The most authentic version of myself?
For my parents, I am Hannah Elizabeth.
Beautiful, strong, resilient—
On the outside.
For my teachers, I am #133193
29 ACT, 1950 SAT, 4.3 GPA—
On the papers.
For the public, I am Rebellion.
I cannot wait to leave, I cannot wait to be alone—
On the media.
For my friends, I am Supportive.
My worries and fears are irrelevant—
On my façade.
For myself, I am FREE.
I am scratching my head over a 1500 piece puzzle,
Composed of the best of Van Gogh and Monet.

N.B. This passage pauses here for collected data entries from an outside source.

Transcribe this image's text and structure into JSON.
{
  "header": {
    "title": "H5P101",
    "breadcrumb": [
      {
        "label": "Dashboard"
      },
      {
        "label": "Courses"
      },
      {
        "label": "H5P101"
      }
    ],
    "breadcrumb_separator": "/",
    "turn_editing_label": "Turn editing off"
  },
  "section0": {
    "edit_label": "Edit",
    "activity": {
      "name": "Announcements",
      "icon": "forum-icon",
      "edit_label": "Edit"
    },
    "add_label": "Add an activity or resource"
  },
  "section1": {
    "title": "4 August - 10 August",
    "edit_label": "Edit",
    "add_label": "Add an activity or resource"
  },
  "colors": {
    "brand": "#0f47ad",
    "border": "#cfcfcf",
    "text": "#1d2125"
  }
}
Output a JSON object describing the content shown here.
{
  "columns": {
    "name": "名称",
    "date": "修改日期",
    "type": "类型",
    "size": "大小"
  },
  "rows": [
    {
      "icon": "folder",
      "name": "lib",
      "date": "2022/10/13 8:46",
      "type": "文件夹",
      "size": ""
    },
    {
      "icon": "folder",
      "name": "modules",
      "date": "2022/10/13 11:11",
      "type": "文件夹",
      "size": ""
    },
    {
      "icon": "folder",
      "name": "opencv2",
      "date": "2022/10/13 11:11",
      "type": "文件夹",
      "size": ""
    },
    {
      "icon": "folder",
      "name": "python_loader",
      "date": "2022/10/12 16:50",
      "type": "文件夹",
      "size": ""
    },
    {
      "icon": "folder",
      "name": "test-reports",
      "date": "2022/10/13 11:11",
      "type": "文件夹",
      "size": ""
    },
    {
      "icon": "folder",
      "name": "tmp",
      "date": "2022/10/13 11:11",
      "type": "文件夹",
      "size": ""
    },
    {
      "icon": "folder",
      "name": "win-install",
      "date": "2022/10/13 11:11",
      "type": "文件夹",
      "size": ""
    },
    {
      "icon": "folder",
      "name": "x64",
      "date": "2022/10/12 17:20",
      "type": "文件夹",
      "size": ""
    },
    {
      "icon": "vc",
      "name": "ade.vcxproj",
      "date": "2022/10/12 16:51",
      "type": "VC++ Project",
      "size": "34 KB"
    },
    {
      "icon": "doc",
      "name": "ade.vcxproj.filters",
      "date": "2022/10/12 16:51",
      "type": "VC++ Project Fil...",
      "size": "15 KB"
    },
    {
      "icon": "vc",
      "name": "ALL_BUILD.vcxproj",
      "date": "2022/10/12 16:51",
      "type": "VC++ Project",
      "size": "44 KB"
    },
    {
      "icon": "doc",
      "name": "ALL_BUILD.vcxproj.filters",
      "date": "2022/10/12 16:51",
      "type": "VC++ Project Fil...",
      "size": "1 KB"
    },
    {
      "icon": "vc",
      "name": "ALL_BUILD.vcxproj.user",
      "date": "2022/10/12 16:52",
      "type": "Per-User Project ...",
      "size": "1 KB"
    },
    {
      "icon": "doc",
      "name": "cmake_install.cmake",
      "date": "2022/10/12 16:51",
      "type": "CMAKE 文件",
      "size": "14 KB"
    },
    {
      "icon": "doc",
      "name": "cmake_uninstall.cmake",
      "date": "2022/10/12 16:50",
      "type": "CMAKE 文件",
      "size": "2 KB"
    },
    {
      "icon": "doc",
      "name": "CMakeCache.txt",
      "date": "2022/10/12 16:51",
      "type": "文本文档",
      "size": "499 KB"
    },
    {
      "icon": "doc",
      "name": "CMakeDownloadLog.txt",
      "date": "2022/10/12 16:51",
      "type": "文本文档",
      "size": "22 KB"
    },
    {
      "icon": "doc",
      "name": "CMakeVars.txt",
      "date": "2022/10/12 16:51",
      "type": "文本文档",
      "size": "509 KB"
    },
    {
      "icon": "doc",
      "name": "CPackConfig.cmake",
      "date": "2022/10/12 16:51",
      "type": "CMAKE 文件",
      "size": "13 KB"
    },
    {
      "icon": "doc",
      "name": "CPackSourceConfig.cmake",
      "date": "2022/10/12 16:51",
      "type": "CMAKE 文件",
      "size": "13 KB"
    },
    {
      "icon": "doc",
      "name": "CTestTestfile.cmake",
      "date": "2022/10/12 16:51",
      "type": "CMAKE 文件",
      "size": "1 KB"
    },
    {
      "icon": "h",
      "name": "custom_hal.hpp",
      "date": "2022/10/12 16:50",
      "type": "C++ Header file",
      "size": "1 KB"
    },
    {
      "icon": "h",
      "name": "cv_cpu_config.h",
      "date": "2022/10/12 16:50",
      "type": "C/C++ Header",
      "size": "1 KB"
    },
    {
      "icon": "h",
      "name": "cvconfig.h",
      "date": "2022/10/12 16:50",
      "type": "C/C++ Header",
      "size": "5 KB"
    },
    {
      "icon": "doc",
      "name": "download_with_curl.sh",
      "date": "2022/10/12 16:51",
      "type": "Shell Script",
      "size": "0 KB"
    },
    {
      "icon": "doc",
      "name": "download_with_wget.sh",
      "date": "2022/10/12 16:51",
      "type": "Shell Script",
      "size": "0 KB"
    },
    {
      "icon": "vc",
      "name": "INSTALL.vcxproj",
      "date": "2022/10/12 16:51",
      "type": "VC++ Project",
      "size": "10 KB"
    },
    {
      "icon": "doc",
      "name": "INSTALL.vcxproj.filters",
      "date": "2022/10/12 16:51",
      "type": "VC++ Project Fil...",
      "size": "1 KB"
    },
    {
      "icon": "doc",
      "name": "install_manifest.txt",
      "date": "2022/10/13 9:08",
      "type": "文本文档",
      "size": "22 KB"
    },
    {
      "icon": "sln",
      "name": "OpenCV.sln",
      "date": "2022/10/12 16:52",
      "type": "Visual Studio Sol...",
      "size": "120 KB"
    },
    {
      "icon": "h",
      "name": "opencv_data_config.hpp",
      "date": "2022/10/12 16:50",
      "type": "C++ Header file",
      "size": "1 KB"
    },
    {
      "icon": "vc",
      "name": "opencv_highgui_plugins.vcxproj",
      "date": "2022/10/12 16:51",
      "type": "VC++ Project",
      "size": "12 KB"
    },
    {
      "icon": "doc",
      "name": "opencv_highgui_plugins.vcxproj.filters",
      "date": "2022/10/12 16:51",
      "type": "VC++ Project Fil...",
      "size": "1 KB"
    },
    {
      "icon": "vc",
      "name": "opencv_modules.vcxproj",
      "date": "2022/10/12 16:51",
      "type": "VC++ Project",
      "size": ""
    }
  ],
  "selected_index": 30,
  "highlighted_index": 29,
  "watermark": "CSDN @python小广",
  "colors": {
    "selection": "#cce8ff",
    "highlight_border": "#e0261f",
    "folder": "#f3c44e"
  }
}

I am screaming inside as I’ve stubbed my pinky toe,
Cursing the elegant, innocent coffee table.
I am crying because my dearest Rhett left my darling Scarlett,
Even though she deserves every aching beat of her heart.
I am pulling up a chair and a warm comforter fresh out of the dryer,
Counting each flash of lightning outside my window.
I am laughing at the world’s worst feminist play, The Taming of the Shrew,
Simultaneously praising and cursing the mighty Shakespeare’s genius.
I am pulling out my hair, screaming as loud as my lungs allow,
Because somebody ate the last of my orange sherbet that I was looking forward to.
I am finding relief in punching, kicking the solid air,
Relieving my emotional imbalance with each exhale of breath.
I am none other than who I am.
Stubborn, conceited, anxious, a perfectionist—
Yet here I still stand, still beautiful in my own eyes,
Because throughout my many faces of life, I am still me.